Dans la même lignée, la question de l’accueil de l’Aquarius à Marseille ne se pose pas pour la sénatrice (PS) Samia Ghali. « C’est dans l’ADN de Marseille que d’accueillir ces femmes et ces hommes en danger », déclarait-elle sur CNews, dans la matinée. Et de nuancer sur Public Sénat : « Il faut aussi que les ONG arrêtent de jouer avec la stratégie du recours (…) Qu’elles comprennent qu’elles jouent avec le feu ».
— Samia GHALI (@SamiaGhali) 24 septembre 2018
Le leader de La France insoumise Jean-Luc Mélenchon n’a pas attendu pour se positionner.
L’#Aquarius doit pouvoir accoster à #Marseille. C’est notre devoir et notre honneur.

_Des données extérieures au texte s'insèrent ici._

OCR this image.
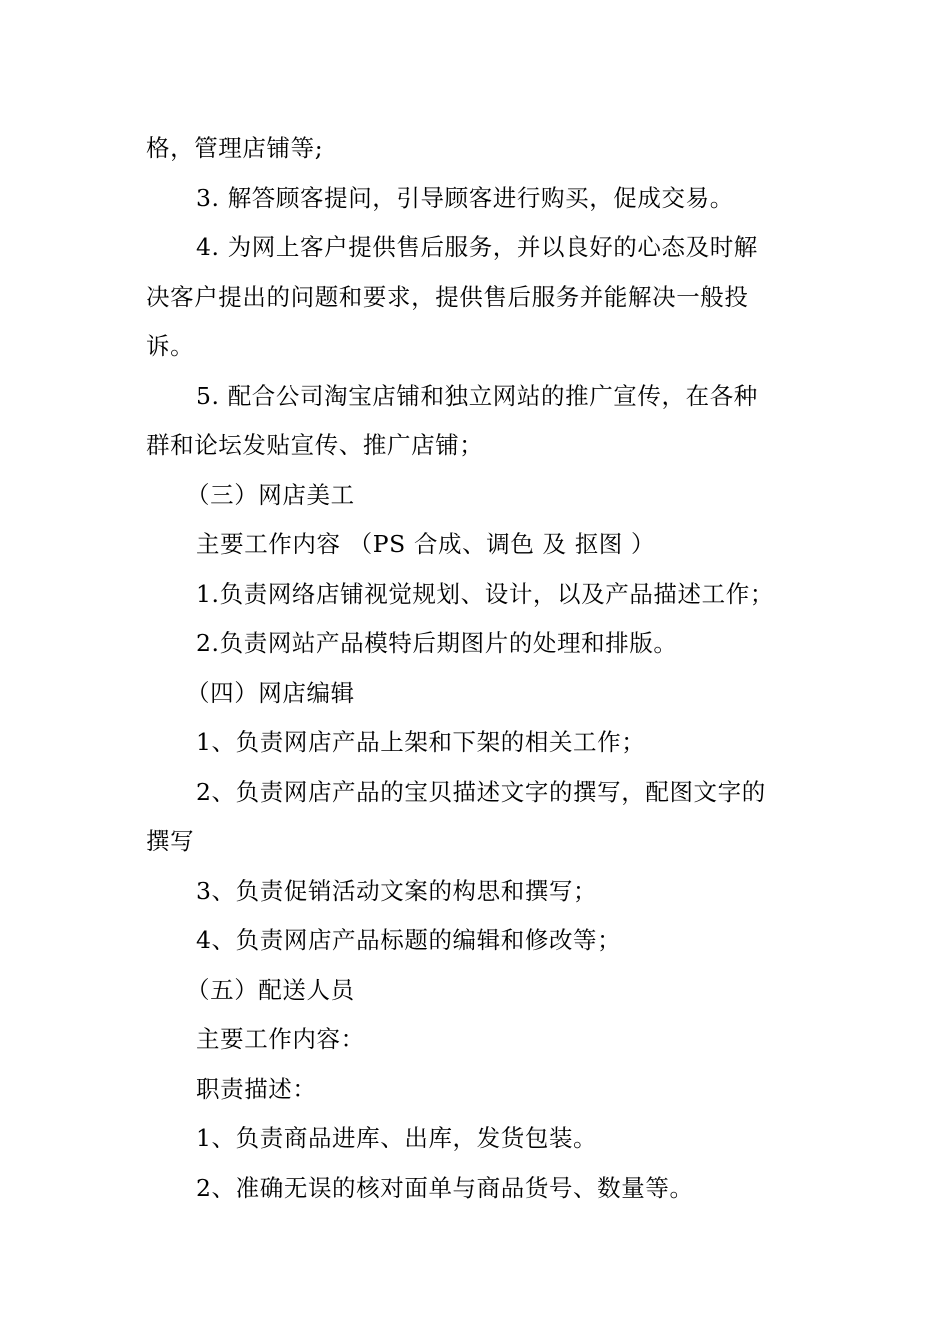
格，管理店铺等;
3. 解答顾客提问，引导顾客进行购买，促成交易。
4. 为网上客户提供售后服务，并以良好的心态及时解
决客户提出的问题和要求，提供售后服务并能解决一般投
诉。
5. 配合公司淘宝店铺和独立网站的推广宣传，在各种
群和论坛发贴宣传、推广店铺；
（三）网店美工
主要工作内容 （PS 合成、调色 及 抠图 ）
1.负责网络店铺视觉规划、设计，以及产品描述工作；
2.负责网站产品模特后期图片的处理和排版。
（四）网店编辑
1、负责网店产品上架和下架的相关工作；
2、负责网店产品的宝贝描述文字的撰写，配图文字的
撰写
3、负责促销活动文案的构思和撰写；
4、负责网店产品标题的编辑和修改等；
（五）配送人员
主要工作内容：
职责描述：
1、负责商品进库、出库，发货包装。
2、准确无误的核对面单与商品货号、数量等。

— Jean-Luc Mélenchon (@JLMelenchon) 24 septembre 2018
Sur cette question, les élus de gauche et d’extrême-gauche, portent le même message d’ouverture, de devoir et d’humanité. Des mots qui résonnent pour le jeune secrétaire départemental du PCF13, Jérémy Bacchi, qui renvoie le gouvernement à ses responsabilités, quand l’élu communiste Jean-Marc Coppola interroge « quelle part d’humanité faut-il avoir pour refuser d’accueillir l’Aquarius ? 26 siècles d’histoire et d’accueil méritent que Marseille rebelle n’obéisse pas à Macron. Ouvrons notre port ! ».
@JeanMarcCoppola quelle part d’inhumanité faut-il avoir pour refuser d’accueillir l’Aquarius et ses 55 réfugiés à bord à Marseille ? 26 siècles d’histoire et d’accueil méritent que Marseille rebelle n’obéisse pas à Macron. Ouvrons notre port !
— Jean-Marc Coppola (@JeanMarcCoppola) 24 septembre 2018
Europe Ecologie les Verts Paca ouvre également grands ses bras à l’Aquarius. « Marseille, vous attend ». « Marseille étant le port d’attache de SOS Méditerranée « on ne peut douter que les associations et citoyen-nes de notre ville monde lui ouvre les bras », indique-t-il dans un communiqué, le 25 septembre. « Qu’il soit privé de son pavillon ne fait pas de l’Aquarius un bateau pirate et de ses passagers des fantômes ! ».
L’Aquarius, dernier bateau humanitaire patrouillant au large des côtes libyennes pour tenter de sauver des réfugiés ou migrants en détresse, a déjà connu un périple éprouvant en juin, quand le nouveau gouvernement italien puis Malte ont refusé qu’il débarque dans leurs ports les centaines de rescapés qui étaient à son bord, avant que l’Espagne les accueille finalement.